Miles Thomasitis, the district director of buildings, grounds, transportation and security, told the board the district uses a preventative-maintenance schedule that runs year-round and is now managed in FMX, a centralized work-order and maintenance system.
Thomasitis said the district migrated from SchoolDude to FMX after he took the role, and that FMX now handles building maintenance work orders and has been expanded to include IT preventative tasks developed by the district's IT coordinator, Ryan Kinnick. "FMX — we process all of our work orders," Thomasitis said, and he described FMX as allowing scheduling of checks that can be weekly, monthly, quarterly, semiannual or annual depending on the item.
Items Thomasitis listed that are on the schedule include:
- Monthly AED inspections and a recent equipment upgrade to single "UniPad" AED pads so the district no longer needs separate adult and child pads.
- Roof inspections in spring and fall followed by roof cleaning and debris removal.
- Annual boiler inspections and CSD 1 certification processes.
- Backflow inspections for fire-suppression systems performed to township and state requirements; the township will send notices after the district completes inspections.

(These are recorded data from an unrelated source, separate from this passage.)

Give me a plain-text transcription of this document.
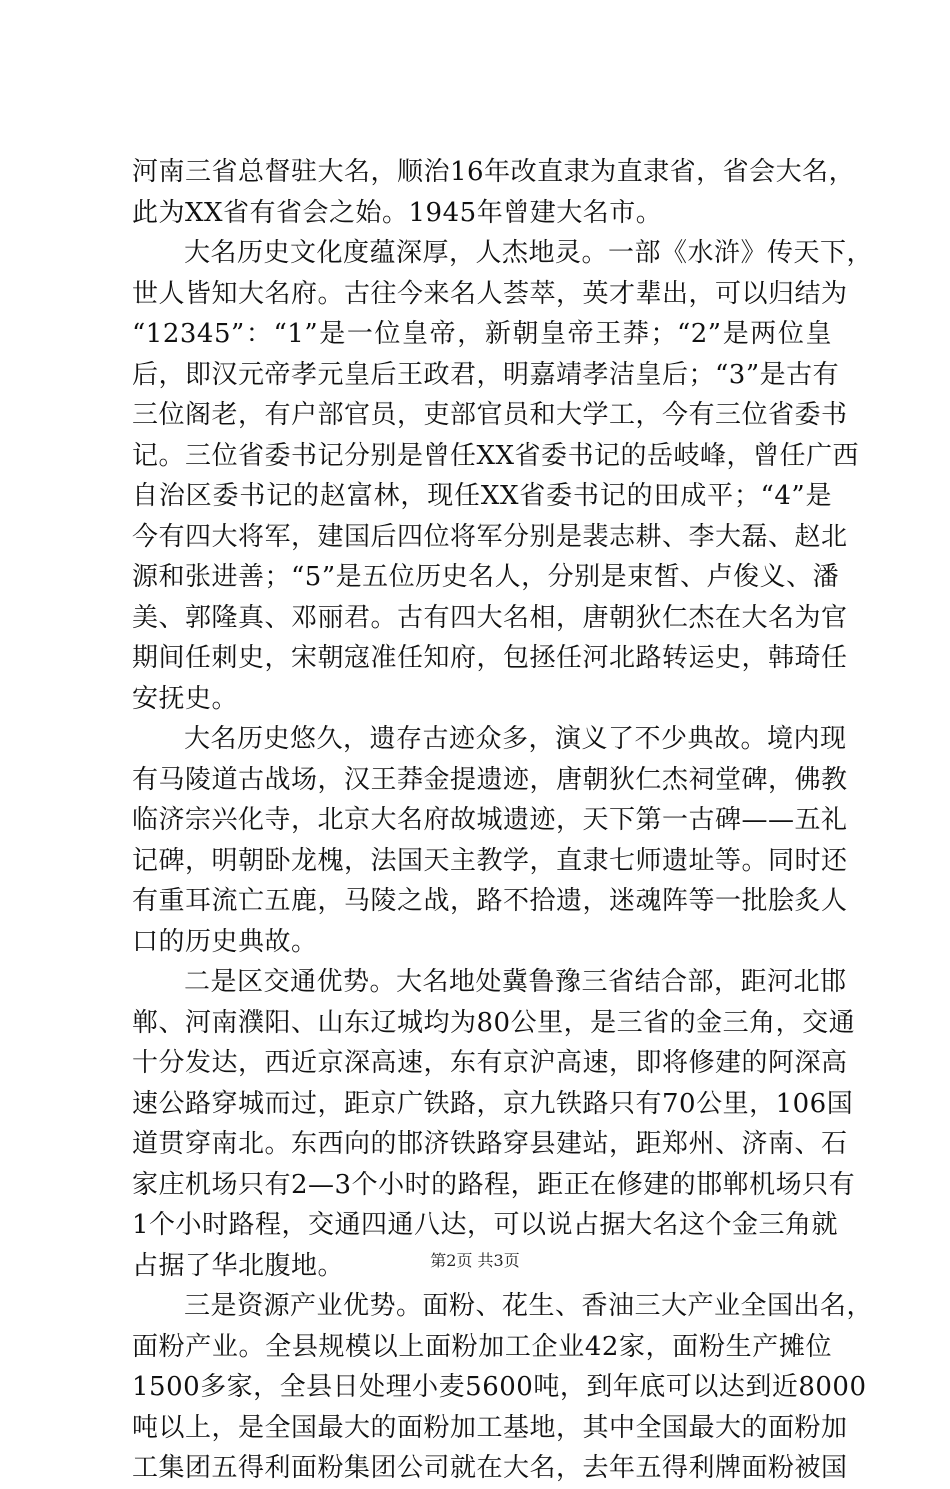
河南三省总督驻大名，顺治16年改直隶为直隶省，省会大名，
此为XX省有省会之始。1945年曾建大名市。
大名历史文化度蕴深厚，人杰地灵。一部《水浒》传天下，
世人皆知大名府。古往今来名人荟萃，英才辈出，可以归结为
“12345”：“1”是一位皇帝，新朝皇帝王莽；“2”是两位皇
后，即汉元帝孝元皇后王政君，明嘉靖孝洁皇后；“3”是古有
三位阁老，有户部官员，吏部官员和大学工，今有三位省委书
记。三位省委书记分别是曾任XX省委书记的岳岐峰，曾任广西
自治区委书记的赵富林，现任XX省委书记的田成平；“4”是
今有四大将军，建国后四位将军分别是裴志耕、李大磊、赵北
源和张进善；“5”是五位历史名人，分别是束皙、卢俊义、潘
美、郭隆真、邓丽君。古有四大名相，唐朝狄仁杰在大名为官
期间任刺史，宋朝寇准任知府，包拯任河北路转运史，韩琦任
安抚史。
大名历史悠久，遗存古迹众多，演义了不少典故。境内现
有马陵道古战场，汉王莽金提遗迹，唐朝狄仁杰祠堂碑，佛教
临济宗兴化寺，北京大名府故城遗迹，天下第一古碑——五礼
记碑，明朝卧龙槐，法国天主教学，直隶七师遗址等。同时还
有重耳流亡五鹿，马陵之战，路不拾遗，迷魂阵等一批脍炙人
口的历史典故。
二是区交通优势。大名地处冀鲁豫三省结合部，距河北邯
郸、河南濮阳、山东辽城均为80公里，是三省的金三角，交通
十分发达，西近京深高速，东有京沪高速，即将修建的阿深高
速公路穿城而过，距京广铁路，京九铁路只有70公里，106国
道贯穿南北。东西向的邯济铁路穿县建站，距郑州、济南、石
家庄机场只有2—3个小时的路程，距正在修建的邯郸机场只有
1个小时路程，交通四通八达，可以说占据大名这个金三角就
占据了华北腹地。
三是资源产业优势。面粉、花生、香油三大产业全国出名，
面粉产业。全县规模以上面粉加工企业42家，面粉生产摊位
1500多家，全县日处理小麦5600吨，到年底可以达到近8000
吨以上，是全国最大的面粉加工基地，其中全国最大的面粉加
工集团五得利面粉集团公司就在大名，去年五得利牌面粉被国
第2页 共3页
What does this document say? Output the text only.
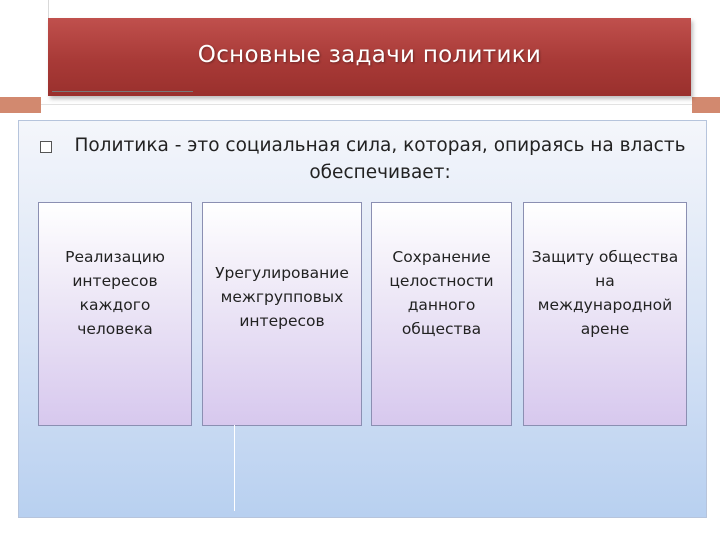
Основные задачи политики
Политика - это социальная сила, которая, опираясь на власть обеспечивает:
Реализацию интересов каждого человека
Урегулирование межгрупповых интересов
Сохранение целостности данного общества
Защиту общества на международной арене
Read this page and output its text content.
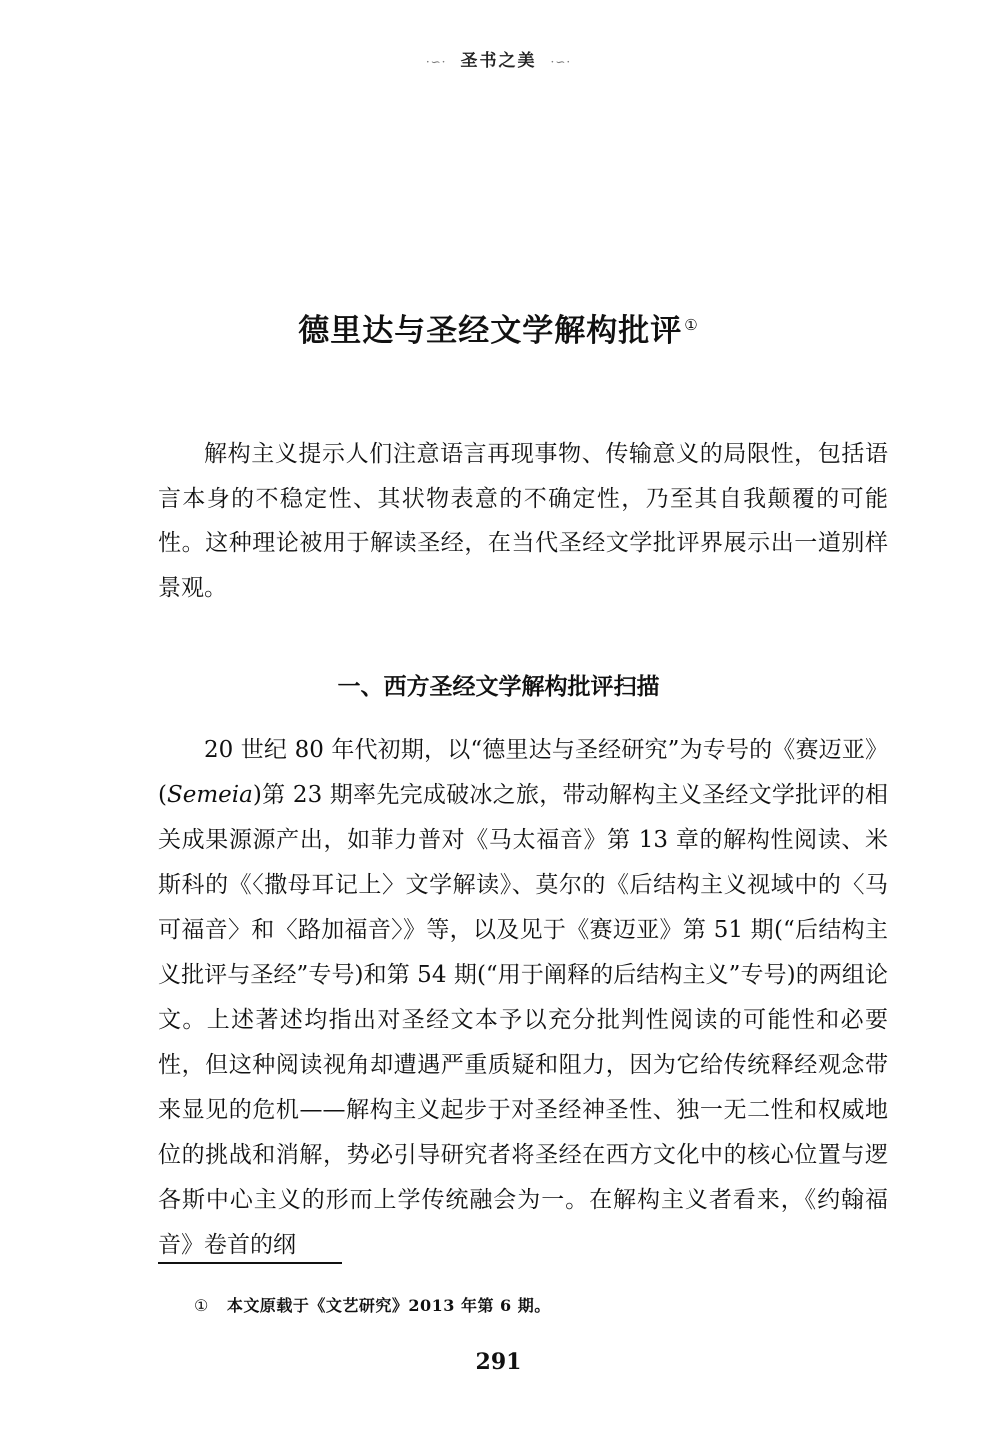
·∽· 圣书之美 ·∽·
德里达与圣经文学解构批评 ①

解构主义提示人们注意语言再现事物、传输意义的局限性，包括语言本身的不稳定性、其状物表意的不确定性，乃至其自我颠覆的可能性。这种理论被用于解读圣经，在当代圣经文学批评界展示出一道别样景观。

一、西方圣经文学解构批评扫描

20 世纪 80 年代初期，以“德里达与圣经研究”为专号的《赛迈亚》(Semeia)第 23 期率先完成破冰之旅，带动解构主义圣经文学批评的相关成果源源产出，如菲力普对《马太福音》第 13 章的解构性阅读、米斯科的《〈撒母耳记上〉文学解读》、莫尔的《后结构主义视域中的〈马可福音〉和〈路加福音〉》等，以及见于《赛迈亚》第 51 期(“后结构主义批评与圣经”专号)和第 54 期(“用于阐释的后结构主义”专号)的两组论文。上述著述均指出对圣经文本予以充分批判性阅读的可能性和必要性，但这种阅读视角却遭遇严重质疑和阻力，因为它给传统释经观念带来显见的危机——解构主义起步于对圣经神圣性、独一无二性和权威地位的挑战和消解，势必引导研究者将圣经在西方文化中的核心位置与逻各斯中心主义的形而上学传统融会为一。在解构主义者看来，《约翰福音》卷首的纲

① 本文原载于《文艺研究》2013 年第 6 期。
291
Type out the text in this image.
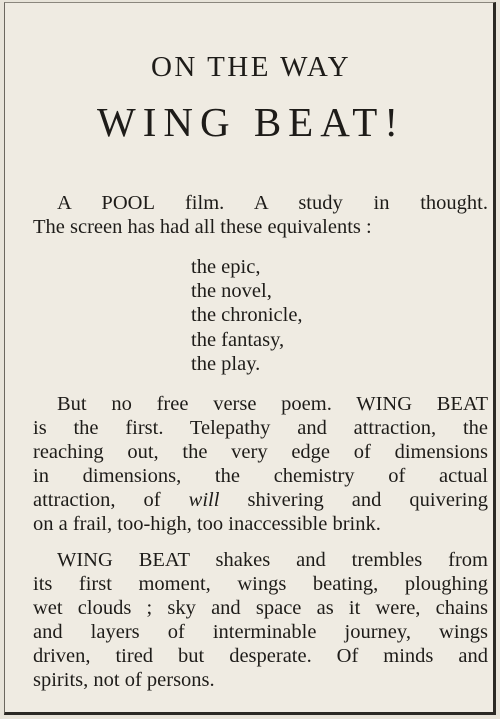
ON THE WAY
WING BEAT!
A POOL film. A study in thought.
The screen has had all these equivalents :
the epic,
the novel,
the chronicle,
the fantasy,
the play.
But no free verse poem. WING BEAT
is the first. Telepathy and attraction, the
reaching out, the very edge of dimensions
in dimensions, the chemistry of actual
attraction, of will shivering and quivering
on a frail, too-high, too inaccessible brink.
WING BEAT shakes and trembles from
its first moment, wings beating, ploughing
wet clouds ; sky and space as it were, chains
and layers of interminable journey, wings
driven, tired but desperate. Of minds and
spirits, not of persons.
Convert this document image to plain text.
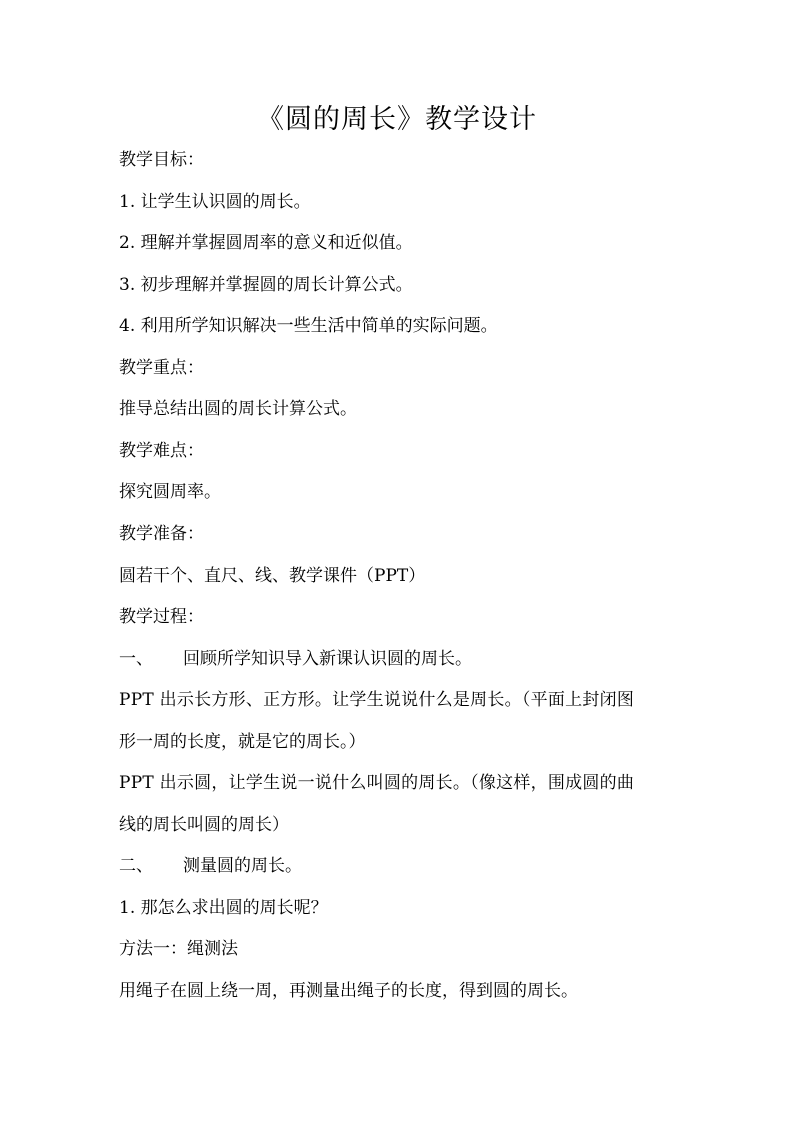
《圆的周长》教学设计
教学目标：
1. 让学生认识圆的周长。
2. 理解并掌握圆周率的意义和近似值。
3. 初步理解并掌握圆的周长计算公式。
4. 利用所学知识解决一些生活中简单的实际问题。
教学重点：
推导总结出圆的周长计算公式。
教学难点：
探究圆周率。
教学准备：
圆若干个、直尺、线、教学课件（PPT）
教学过程：
一、 回顾所学知识导入新课认识圆的周长。
PPT 出示长方形、正方形。让学生说说什么是周长。（平面上封闭图
形一周的长度，就是它的周长。）
PPT 出示圆，让学生说一说什么叫圆的周长。（像这样，围成圆的曲
线的周长叫圆的周长）
二、 测量圆的周长。
1. 那怎么求出圆的周长呢？
方法一：绳测法
用绳子在圆上绕一周，再测量出绳子的长度，得到圆的周长。
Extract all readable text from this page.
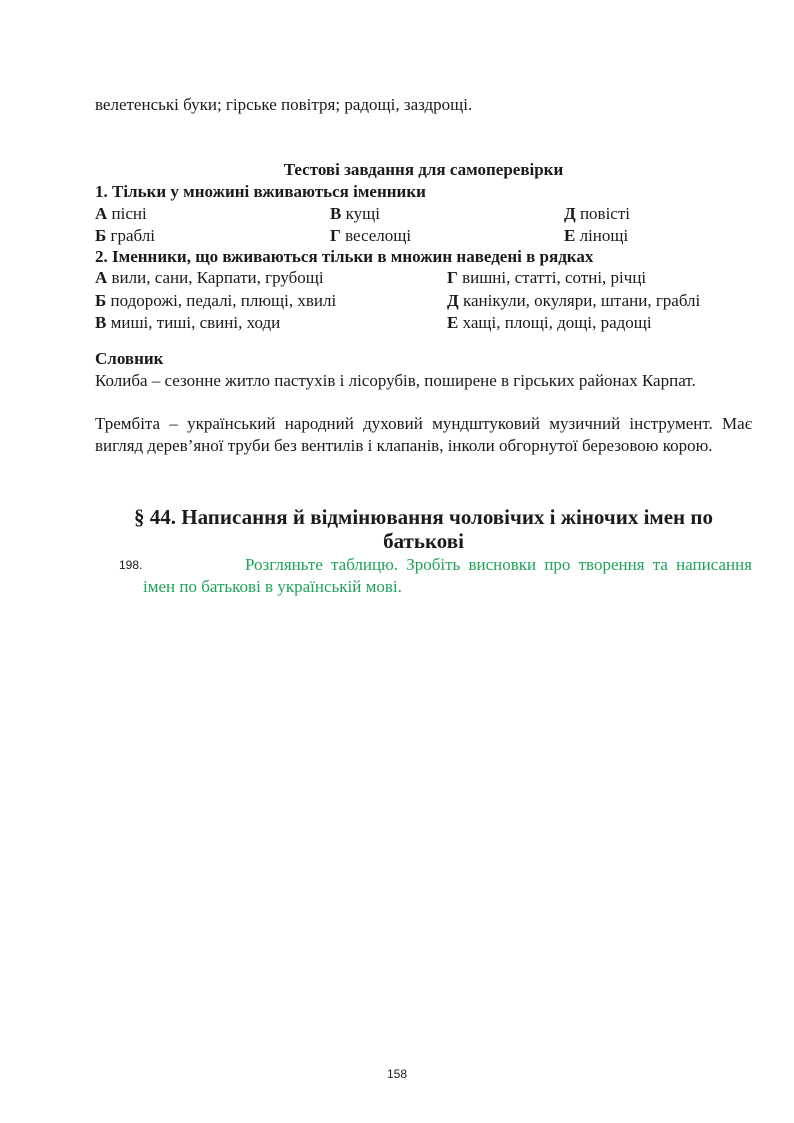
велетенські буки; гірське повітря; радощі, заздрощі.
Тестові завдання для самоперевірки
1. Тільки у множині вживаються іменники
А пісні	В кущі	Д повісті
Б граблі	Г веселощі	Е лінощі
2. Іменники, що вживаються тільки в множин наведені в рядках
А вили, сани, Карпати, грубощі	Г вишні, статті, сотні, річці
Б подорожі, педалі, плющі, хвилі	Д канікули, окуляри, штани, граблі
В миші, тиші, свині, ходи	Е хащі, площі, дощі, радощі
Словник
Колиба – сезонне житло пастухів і лісорубів, поширене в гірських районах Карпат.
Трембіта – український народний духовий мундштуковий музичний інструмент. Має вигляд дерев’яної труби без вентилів і клапанів, інколи обгорнутої березовою корою.
§ 44. Написання й відмінювання чоловічих і жіночих імен по батькові
Розгляньте таблицю. Зробіть висновки про творення та написання імен по батькові в українській мові.
198.
158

- Filter changes for rooftop units and air handlers, regular sump-pump and tunnel checks, playground mulch refreshes and annual playground certifications, and routine fire-extinguisher checks through an external provider (Fire Systems of Michigan).
Thomasitis said floor stripping and waxing occur annually — partly deferred in some areas because of recent bond work — and that staff prioritize most-needed areas. He also described daily rounds to identify door and frame corrosion and sidewalk hazards, and said exterior door replacements are budget-dependent; some replacements have been handled from general funds when a door was beyond repair.
Board members asked practical questions about walk-throughs and scheduling. Thomasitis agreed to add quarterly sidewalk inspections to FMX and to rely on building staff to report issues as part of routine work. He also noted the district tests and services elevators through an outside vendor; the state fee process for elevator certificates has changed since the pandemic, and an inspection the district paid for had not yet been completed as of the meeting.
Why it matters: The presentation tied maintenance work to safety and asset preservation, and the board flagged the value of a documented, recurring inspection routine to avoid deferred-maintenance escalation and potential safety risks.